Though Wallace’s challenge may have collapsed back in the late 40s and early 50s, his arguments have been perpetuated virtually unchanged by Leftists who haven’t improved upon them. Each new radical left generation invents Wallace’s ideas anew. Reading certain of Wallace’s comments is like reading Chomsky, and yet their ideas are logically flawed, or perhaps it would be better to say logically awkward and inadequate.
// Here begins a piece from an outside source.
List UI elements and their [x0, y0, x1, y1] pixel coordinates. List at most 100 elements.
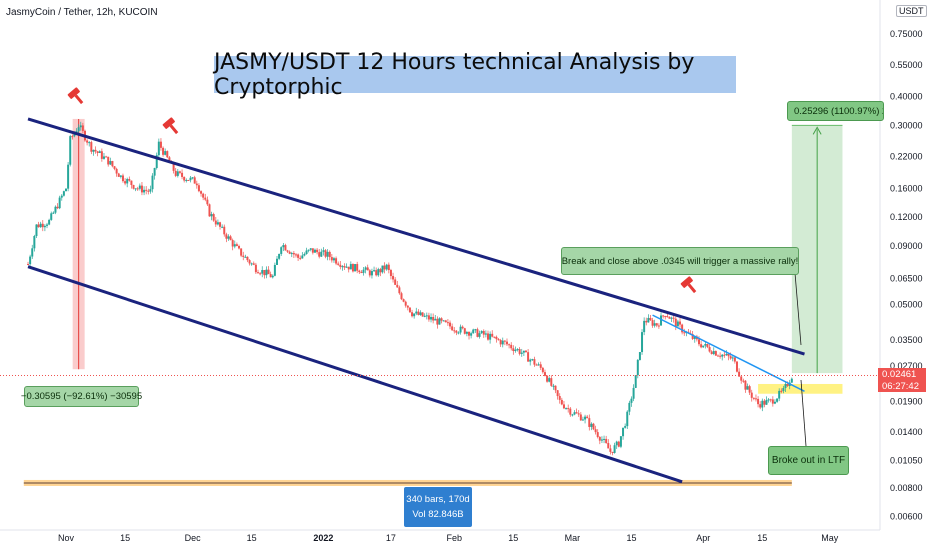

Kissinger is very gentle with Wallace by saying he came out of the Populist tradition. I see him as having been influenced by Marxist-Leninist ideology. There is something terribly inconsistent, to a Conservative American, about someone who criticized America morally in 1950, but praised the Soviet Union morally. In order to make logical sense of Wallace’s position one needs to get past or overlook what Stalin was actually doing and look ahead to what he hoped to eventually achieve.

How long could the radical left hang on to a belief in the altruistic goals of Stalinist Russia? The history of the radical left in France is extremely interesting. I have been reading through a series entitled “New French Thought,” published by Princeton. The French embraced Communism after World War II. To be “Right Wing” in France back then meant that you were a Vichy or a Fascist. So most people, or at least most intellectuals, were Left Wing and had a great fondness for Communist Russia. They embraced the altruistic ideal of Communism even if they didn’t embrace all the practical steps that were taken in a Communist nation. But as time went on, the French radicals fell away from Communism for the same sorts of reasons Wallace was discredited in America. The severity, brutality and violence in Stalinist Russia seemed unconscionable to more and more Leftists and many of them, while not willing to call themselves Conservatives, began looking for alternatives.
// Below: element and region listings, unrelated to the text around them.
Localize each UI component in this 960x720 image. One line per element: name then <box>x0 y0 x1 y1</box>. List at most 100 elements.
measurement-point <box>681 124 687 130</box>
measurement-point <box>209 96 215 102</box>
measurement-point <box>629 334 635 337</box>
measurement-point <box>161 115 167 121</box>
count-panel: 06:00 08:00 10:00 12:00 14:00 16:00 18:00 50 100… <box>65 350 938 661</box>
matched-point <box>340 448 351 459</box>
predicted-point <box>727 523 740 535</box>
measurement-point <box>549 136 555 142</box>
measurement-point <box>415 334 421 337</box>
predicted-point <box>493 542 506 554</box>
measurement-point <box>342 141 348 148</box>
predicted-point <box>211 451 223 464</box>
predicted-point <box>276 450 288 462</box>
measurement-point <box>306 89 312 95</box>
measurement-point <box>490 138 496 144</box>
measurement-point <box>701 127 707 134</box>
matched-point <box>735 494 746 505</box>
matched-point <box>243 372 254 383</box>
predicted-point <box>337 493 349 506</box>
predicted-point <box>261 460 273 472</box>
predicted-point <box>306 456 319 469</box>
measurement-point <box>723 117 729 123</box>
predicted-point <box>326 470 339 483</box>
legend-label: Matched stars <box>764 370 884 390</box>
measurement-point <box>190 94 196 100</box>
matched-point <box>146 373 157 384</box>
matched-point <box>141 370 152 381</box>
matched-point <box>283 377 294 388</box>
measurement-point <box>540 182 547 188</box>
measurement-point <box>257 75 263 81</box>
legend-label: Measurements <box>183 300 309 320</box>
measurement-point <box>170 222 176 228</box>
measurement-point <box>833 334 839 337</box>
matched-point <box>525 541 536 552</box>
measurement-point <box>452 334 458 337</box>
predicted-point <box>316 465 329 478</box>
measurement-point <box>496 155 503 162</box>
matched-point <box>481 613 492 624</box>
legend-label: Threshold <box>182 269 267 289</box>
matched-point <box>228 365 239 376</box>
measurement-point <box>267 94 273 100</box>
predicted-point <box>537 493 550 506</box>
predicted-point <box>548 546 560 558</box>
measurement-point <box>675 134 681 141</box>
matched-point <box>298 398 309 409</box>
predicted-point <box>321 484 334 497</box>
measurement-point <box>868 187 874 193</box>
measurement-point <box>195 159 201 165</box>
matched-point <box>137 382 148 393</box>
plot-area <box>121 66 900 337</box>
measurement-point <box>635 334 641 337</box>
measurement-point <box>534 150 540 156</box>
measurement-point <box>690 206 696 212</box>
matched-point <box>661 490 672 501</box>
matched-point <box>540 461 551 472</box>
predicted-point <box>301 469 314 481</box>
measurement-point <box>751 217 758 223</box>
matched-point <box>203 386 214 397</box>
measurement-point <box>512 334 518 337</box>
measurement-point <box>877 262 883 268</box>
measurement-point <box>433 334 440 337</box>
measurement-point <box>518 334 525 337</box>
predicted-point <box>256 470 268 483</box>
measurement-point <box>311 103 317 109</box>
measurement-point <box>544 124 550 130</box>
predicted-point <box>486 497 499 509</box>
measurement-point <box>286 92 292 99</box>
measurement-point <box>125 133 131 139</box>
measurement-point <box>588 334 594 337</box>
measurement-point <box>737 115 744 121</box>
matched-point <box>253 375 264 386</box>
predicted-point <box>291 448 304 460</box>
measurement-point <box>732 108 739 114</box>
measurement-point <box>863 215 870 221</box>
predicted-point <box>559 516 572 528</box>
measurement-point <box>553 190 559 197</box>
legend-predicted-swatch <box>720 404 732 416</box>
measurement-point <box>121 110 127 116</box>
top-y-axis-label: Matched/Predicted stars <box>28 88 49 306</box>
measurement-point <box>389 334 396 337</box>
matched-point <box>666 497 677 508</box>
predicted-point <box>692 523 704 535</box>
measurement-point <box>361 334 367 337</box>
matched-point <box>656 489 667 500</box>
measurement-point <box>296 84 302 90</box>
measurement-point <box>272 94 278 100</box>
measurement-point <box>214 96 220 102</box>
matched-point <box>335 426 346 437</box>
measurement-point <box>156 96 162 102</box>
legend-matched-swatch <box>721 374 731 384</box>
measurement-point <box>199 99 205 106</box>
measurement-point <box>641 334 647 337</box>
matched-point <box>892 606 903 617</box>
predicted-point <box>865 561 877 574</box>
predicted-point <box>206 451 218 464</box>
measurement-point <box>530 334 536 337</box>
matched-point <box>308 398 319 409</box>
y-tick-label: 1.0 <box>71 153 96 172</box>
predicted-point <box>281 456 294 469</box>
I mentioned an inadequacy in the reasoning of the Radical Left. Assuming that they embraced the altruistic ideal of Marxist-Leninism, they would be consistent in contrasting the “ideal” of Liberal Democracy with the “ideal” of Communism, but they didn’t. They gave Stalinist Russia a pass on its ongoing brutality and violence because of that altruistic ideal. Whereas they were not willing to give Liberal Democracy a pass on the inequities and injustices found in Western societies. If we compare the inequities in the societies of the West and the USSR during any point in the Cold War the brutality and violence is far worse in the USSR; so the Radical Left could not argue, validly, a precise “moral equivalence.” But they could argue something like this: Yes, things may be temporarily worse in the USSR than they are in the US, but the USSR is progressing toward an altruistic goal; whereas the US is not progressing toward anything. It has already achieved its ultimate condition. There is nothing beyond what it presently is; therefore, one must support and approve of the “progress” in the Soviet Union rather than the current conditions.

If we take the trouble to convert the Radical Left’s positions into coherent arguments then it is possible to deal with their issues. Consider the matter of Communists’ “altruistic goals.” In the writings of Lenin, Capitalism is implacably opposed to the proletariat such that the only recourse the latter has is revolution. But that didn’t turn out to be true. In Western societies we have evidence to the contrary. All the mysterious steps toward their altruistic ideal (that the Radical Left could not define) have been taken (at least all that have been identified) through the processes available in Liberal Democracies. The proletariat in Liberal Democracies have voted themselves all the practical benefits Marx and Lenin argued could only be acquired through revolution. And if there are some further practical benefits that would enable it to more closely approach an altruistic ideal, it can vote itself that benefit as well.

So, I ask the present day Radical Left, what are the altruistic goals you think can only be achieved through Revolution?